Henry checked the knots himself, making sure Brian's tether was solid. The former special forces soldier had done it right—anchored low, wrapped twice, no give.
Henry took a breath. "If you want to say anything to me, say it now. I can hear you out there."
Brian gave a tight nod, bracing himself.
Henry grabbed the massive handle on the door and twisted it. The moment the seal broke, a violent hiss of air ripped through the cabin.
Emergency oxygen masks dropped like marionettes on strings.
The door flung outward, flapping dangerously in the pressure differential—until Henry caught it, one hand locking around the frame like it weighed nothing at all.

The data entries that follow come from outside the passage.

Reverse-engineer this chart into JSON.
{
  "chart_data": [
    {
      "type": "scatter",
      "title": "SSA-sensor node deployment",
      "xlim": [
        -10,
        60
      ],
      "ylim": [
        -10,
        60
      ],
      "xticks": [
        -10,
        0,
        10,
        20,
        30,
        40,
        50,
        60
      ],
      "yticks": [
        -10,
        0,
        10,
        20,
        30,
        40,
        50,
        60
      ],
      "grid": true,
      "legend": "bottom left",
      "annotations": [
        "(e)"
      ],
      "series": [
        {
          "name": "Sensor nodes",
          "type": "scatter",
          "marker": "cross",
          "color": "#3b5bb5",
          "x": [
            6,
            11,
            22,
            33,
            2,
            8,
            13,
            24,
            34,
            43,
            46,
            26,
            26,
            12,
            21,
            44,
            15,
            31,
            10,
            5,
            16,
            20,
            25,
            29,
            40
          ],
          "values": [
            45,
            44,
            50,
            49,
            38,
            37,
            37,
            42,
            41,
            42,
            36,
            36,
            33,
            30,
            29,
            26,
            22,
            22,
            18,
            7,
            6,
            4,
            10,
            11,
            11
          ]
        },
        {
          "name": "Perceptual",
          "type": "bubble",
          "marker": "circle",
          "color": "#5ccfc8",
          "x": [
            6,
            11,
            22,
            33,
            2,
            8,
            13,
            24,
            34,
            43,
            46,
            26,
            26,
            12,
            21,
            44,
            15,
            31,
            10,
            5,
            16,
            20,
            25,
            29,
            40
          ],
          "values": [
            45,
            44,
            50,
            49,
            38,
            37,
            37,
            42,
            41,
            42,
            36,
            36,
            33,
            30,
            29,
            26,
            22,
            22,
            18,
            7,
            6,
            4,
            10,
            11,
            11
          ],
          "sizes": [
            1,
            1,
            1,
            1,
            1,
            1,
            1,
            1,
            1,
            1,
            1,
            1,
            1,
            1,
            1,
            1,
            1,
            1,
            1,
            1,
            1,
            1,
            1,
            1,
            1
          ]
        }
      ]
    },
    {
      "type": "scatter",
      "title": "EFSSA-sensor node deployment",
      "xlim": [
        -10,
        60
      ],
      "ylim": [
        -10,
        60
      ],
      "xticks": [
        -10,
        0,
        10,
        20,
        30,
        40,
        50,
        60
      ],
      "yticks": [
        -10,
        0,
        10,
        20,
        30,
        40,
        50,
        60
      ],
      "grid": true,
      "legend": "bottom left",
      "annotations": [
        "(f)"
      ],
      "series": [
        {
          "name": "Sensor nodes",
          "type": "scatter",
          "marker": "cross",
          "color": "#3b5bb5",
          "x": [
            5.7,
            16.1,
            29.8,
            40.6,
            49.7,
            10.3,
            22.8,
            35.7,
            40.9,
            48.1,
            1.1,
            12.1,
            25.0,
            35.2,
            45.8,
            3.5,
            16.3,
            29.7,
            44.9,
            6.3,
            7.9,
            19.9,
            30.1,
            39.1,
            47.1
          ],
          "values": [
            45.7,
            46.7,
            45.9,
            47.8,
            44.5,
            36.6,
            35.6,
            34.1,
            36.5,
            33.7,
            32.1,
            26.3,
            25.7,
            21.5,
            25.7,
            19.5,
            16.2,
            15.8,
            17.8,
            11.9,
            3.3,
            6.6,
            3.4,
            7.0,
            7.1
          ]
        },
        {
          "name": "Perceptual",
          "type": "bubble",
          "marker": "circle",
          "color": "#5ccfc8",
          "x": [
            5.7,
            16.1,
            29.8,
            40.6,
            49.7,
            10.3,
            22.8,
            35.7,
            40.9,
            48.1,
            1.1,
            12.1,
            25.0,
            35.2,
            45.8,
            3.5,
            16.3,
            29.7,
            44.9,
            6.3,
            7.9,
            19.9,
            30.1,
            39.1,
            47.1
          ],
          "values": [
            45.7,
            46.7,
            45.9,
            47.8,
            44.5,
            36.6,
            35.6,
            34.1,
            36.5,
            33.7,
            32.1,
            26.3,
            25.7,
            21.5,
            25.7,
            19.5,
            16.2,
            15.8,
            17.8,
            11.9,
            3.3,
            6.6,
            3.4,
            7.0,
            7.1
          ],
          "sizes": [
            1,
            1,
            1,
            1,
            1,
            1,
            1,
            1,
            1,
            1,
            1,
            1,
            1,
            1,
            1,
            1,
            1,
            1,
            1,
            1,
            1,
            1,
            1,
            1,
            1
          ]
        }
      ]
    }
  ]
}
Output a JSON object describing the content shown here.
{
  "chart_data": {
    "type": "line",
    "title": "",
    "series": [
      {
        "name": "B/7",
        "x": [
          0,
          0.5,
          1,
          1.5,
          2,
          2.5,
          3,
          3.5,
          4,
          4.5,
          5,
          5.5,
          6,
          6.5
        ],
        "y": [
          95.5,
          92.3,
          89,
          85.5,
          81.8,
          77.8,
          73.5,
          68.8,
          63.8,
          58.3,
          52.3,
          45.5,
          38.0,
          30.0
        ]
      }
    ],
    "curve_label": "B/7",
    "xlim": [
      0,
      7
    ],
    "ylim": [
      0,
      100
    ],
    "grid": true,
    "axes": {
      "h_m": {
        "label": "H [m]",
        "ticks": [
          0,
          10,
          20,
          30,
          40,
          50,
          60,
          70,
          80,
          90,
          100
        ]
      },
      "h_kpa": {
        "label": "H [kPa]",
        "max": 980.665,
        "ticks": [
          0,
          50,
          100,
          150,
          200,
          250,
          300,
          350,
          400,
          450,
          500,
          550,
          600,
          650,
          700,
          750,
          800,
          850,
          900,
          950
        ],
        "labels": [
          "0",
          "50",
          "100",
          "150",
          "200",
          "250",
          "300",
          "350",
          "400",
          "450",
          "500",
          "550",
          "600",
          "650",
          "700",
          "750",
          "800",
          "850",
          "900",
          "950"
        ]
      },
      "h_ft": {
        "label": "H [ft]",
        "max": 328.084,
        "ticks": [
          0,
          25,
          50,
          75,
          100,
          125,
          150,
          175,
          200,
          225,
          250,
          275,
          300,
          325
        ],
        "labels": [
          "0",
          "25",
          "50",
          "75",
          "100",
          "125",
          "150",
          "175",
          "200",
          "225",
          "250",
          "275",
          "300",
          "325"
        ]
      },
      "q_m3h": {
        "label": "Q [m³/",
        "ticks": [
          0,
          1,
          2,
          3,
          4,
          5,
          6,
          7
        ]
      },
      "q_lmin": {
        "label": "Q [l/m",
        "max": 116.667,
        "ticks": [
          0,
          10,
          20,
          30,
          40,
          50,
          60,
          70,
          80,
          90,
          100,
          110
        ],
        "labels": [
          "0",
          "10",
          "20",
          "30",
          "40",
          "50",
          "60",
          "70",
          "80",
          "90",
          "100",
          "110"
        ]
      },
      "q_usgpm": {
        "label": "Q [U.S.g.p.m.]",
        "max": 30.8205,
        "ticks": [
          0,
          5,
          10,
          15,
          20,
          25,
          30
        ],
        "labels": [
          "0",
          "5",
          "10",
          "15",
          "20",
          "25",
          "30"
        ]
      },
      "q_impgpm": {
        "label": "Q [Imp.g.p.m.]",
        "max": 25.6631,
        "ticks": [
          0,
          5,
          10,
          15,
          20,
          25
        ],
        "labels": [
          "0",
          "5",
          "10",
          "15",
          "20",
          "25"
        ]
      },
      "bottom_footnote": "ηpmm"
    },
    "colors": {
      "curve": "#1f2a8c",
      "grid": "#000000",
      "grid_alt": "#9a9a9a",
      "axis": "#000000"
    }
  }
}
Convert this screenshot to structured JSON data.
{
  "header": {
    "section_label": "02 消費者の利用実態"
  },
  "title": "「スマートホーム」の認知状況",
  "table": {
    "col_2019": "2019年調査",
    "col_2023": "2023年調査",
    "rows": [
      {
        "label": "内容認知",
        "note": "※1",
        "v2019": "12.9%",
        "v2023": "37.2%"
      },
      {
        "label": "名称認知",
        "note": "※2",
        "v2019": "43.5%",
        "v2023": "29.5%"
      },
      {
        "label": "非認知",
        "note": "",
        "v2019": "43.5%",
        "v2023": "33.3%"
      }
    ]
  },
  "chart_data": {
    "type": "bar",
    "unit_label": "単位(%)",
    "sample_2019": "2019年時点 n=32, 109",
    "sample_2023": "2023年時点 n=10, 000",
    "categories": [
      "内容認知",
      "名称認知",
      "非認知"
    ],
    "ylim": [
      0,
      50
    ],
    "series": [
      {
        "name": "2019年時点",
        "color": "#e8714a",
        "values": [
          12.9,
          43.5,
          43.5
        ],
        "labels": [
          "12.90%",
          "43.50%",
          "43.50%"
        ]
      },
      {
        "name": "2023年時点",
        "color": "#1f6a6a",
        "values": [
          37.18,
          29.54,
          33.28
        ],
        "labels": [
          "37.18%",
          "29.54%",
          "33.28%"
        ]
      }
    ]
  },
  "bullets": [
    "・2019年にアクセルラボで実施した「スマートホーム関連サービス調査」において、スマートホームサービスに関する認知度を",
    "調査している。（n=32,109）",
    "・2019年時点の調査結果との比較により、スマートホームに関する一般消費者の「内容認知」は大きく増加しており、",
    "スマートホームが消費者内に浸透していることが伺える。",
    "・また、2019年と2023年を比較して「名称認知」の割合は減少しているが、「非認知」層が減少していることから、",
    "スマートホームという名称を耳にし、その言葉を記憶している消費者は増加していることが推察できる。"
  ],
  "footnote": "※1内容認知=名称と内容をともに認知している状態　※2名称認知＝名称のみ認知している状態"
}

The wind howled through the fuselage. Brian gritted his teeth, body straining against the gusts as he crouched at the door, watching in stunned silence as Henry—this unassuming assistant—stepped out of the aircraft.
Just stepped out.
Like the sky was solid ground.
Then, calmly, he grabbed the door from the outside and pulled it shut again.
Knock knock.
Brian jolted. He lunged for the handle and slammed it shut, sealing the lock. The air pressure stabilized almost instantly, the silence that followed somehow even louder.
Then came the real problem.
Even that brief decompression had thrown the plane's already-fragile flight path into chaos. Without power, the aircraft couldn't correct its pitch or speed. The nose dipped, the wings tilted—the glide had become a tumble.
Inside the cockpit, the Italian pilot wrestled with the yoke, fighting a battle he had no power to win. No engines. No thrust. Just weight and wind and gravity, all conspiring to send them into the sea.
The passengers felt it too—gravity shifting, cabin tilting, seats vibrating.
Until…
It stopped.
The turbulence vanished. The plane leveled out.
The vibrations ceased.
And suddenly, they were gliding smoothly, like nothing had ever gone wrong.
Brian was still sprawled in the aisle, panting from the strain. He blinked, eyes wide. "No. Freaking. Way."
The small plane dipped, then rose slightly. Once. Twice. Like a playful shrug.
"Did he just… answer me?" Brian muttered.
Outside, beneath the belly of the plane, Henry floated with his back pressed to the fuselage, arms extended, carrying the entire aircraft like a giant steel coffin.
His mind wandered, absurdly, to superhero movies.
In Superman Returns, the Man of Steel had saved a plummeting space shuttle and landed it in the middle of a baseball field.
In Supergirl, Kara had caught a plane in mid-spiral and brought it down onto a river.
Both of them had used saving planes as their debut moment.
Now here he was—carrying a prop-engine puddle-jumper over the Arabian Sea.
Not exactly Yankee Stadium. No applause. No grand entrance.
But still, it counted.
He snorted quietly to himself, the wind rushing past his ears.
What is it with Kryptonians and planes?